Last Rites… The Conjuring of a Façade

Last Rites… The Conjuring of a Façade

Ed and Lorraine Warren were characters in their own story.

It's only fitting that it be sensationalized and played out by Hollywood actors.

It makes for a better story than the one they lived—and this remains true no matter what version we decide to believe.

The Conjuring films are among my favorites in the paranormal phenomena genre, largely because the endearing family melodrama is as much fun as the jump scares.

It’s unlikely that anyone married as long as the Warrens would remain so romantic or wholesome, even if they were genuinely decent people, which the available evidence gives us some cause to doubt.

The spirits and demons are more believable!

But something about pure schmaltz, combined with harrowing tales of demonic possession, makes for a series of films that remain something worth watching with the kids on Halloween.

Last Rites is no exception.

One of the highlights of the film is Patrick Wilson as Ed, conjuring (pun intended!) his best overprotective dad act as a reaction to the engagement of the Warrens’ daughter Judy. The interplay between Ed and fiancé Tony (well played by Ben Hardy) is quick and slick and as cheesy as a 1950s sitcom.

The R rating for the movie makes little sense. Yes, there is blood and gore, but it barely scratches the surface of the truly graphic, especially since it is obviously CGI. One almost wonders if the studio encouraged the rating to make it seem like it would be darker than it is.

The Conjuring movies, to me, portray an America we might all wish we really lived in, where people with earnest family values overcome their fear of the unknown to fight off terrible evil; but what really haunts us in the modern U.S.A. is a history of false claims to grand egalitarian virtues used as a facade to manipulate and coerce the citizenry to stand in lines, pay fines, and fight unwinnable wars for the profit of a few.

It's hard not to suspect that what many of the Warrens’ detractors say about them isn’t similarly true: they made their money running a ruse, selling themselves (and many books and lectures) as wholesome fighters of evil, but really giving us the usual paranormal carnival show.

What an interesting parallel they offer, then, to the times through which they lived.

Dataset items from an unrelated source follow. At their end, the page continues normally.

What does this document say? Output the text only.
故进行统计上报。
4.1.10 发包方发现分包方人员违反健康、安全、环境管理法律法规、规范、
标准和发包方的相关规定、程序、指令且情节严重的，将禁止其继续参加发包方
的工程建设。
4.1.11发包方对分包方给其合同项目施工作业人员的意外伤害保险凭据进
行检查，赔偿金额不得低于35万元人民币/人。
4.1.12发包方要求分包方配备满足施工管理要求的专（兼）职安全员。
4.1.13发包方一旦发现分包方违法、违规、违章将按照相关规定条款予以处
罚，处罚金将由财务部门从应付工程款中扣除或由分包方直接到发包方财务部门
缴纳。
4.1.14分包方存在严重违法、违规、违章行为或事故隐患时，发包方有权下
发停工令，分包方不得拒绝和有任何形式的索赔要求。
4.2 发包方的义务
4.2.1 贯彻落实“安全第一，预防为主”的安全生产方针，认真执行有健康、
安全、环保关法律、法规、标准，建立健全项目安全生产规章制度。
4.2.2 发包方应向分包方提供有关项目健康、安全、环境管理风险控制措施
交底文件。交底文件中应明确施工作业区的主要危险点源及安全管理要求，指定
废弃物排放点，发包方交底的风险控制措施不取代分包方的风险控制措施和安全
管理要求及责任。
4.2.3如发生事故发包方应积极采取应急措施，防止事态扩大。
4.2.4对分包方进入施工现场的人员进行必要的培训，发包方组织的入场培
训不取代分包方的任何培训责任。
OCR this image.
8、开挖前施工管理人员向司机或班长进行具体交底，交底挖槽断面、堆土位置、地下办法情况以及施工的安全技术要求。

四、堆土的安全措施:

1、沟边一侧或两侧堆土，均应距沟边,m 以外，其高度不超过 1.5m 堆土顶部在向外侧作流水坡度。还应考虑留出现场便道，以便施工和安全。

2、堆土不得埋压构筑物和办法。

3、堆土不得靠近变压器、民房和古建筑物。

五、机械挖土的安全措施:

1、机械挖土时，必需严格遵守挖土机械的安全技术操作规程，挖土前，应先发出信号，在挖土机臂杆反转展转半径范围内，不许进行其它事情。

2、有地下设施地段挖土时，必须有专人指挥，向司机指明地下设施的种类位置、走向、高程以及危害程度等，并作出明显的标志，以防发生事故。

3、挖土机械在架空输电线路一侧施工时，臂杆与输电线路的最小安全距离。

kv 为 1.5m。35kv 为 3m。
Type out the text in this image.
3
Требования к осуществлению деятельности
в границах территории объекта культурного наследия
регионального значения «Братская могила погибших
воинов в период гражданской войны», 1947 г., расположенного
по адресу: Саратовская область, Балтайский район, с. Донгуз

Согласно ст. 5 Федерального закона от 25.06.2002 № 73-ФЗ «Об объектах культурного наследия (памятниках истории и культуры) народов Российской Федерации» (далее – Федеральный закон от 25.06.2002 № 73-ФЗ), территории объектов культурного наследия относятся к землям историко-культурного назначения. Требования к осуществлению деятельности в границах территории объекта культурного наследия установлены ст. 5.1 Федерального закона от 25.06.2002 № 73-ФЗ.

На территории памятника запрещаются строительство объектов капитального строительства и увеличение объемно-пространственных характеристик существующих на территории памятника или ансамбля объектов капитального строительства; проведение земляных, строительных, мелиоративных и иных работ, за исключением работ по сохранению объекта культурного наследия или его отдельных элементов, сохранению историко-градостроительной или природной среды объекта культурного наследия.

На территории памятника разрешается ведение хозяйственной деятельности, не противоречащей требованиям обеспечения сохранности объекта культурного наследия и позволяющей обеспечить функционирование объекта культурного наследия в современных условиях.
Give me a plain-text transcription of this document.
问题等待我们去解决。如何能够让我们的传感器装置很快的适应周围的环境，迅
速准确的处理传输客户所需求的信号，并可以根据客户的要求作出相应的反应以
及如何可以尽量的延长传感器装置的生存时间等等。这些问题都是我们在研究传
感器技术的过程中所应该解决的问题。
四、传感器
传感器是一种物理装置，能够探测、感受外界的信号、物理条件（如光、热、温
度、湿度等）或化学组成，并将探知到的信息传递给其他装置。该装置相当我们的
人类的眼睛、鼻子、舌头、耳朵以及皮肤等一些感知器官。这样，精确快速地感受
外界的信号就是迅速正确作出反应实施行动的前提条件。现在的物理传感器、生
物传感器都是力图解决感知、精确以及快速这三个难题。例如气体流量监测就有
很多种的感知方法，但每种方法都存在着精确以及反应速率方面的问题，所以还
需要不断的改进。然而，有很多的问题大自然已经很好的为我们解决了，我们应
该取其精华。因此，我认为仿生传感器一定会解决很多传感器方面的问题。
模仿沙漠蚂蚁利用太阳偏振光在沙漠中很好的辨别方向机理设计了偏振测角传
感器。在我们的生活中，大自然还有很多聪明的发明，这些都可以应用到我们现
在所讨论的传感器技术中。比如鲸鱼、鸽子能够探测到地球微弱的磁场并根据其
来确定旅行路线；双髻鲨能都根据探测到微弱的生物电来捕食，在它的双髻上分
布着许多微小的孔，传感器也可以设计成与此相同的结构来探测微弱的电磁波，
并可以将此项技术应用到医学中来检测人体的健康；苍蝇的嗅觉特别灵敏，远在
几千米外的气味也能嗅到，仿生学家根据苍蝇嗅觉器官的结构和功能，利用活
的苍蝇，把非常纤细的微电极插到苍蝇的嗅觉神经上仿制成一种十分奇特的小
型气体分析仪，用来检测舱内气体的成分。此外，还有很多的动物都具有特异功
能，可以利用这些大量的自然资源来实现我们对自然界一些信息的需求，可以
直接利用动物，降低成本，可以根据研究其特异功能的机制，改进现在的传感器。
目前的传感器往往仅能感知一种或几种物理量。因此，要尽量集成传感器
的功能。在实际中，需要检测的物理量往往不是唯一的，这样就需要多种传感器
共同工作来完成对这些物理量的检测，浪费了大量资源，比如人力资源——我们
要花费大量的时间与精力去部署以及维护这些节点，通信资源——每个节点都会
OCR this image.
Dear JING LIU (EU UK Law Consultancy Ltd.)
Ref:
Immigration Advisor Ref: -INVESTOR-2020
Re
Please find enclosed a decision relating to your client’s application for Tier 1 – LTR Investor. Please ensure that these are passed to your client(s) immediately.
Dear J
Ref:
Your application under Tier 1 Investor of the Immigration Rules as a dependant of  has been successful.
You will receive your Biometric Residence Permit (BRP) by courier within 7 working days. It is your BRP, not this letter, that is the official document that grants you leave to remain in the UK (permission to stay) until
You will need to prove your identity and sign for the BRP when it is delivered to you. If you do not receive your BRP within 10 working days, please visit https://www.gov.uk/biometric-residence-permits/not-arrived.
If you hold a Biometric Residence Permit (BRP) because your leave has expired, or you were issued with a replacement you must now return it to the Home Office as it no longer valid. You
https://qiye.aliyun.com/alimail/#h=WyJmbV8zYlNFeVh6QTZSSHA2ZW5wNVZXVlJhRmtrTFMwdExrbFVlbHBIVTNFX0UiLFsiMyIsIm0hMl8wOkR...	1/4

Regardless, it sure does make for some good old-fashioned silly cinema. It works on many levels. We go in knowing what to expect—a gilded, innocent lie—and we get it.

Unlike the jump scares, it comes as no surprise, and to those who complain about the obvious falsity of it all, I might remark that this is a good time to remind their kids that “based on a true story” means “this is a fictional account of the boring life we went to this movie to escape”.

And that’s a damn good thing, dear reader.

I hope your life is boring, because somewhere, real life horrors are playing out behind the curtains, and human hands are doing the dirty work.

Though you can be sure that if they get caught, they’ll tell you the devil made them do it.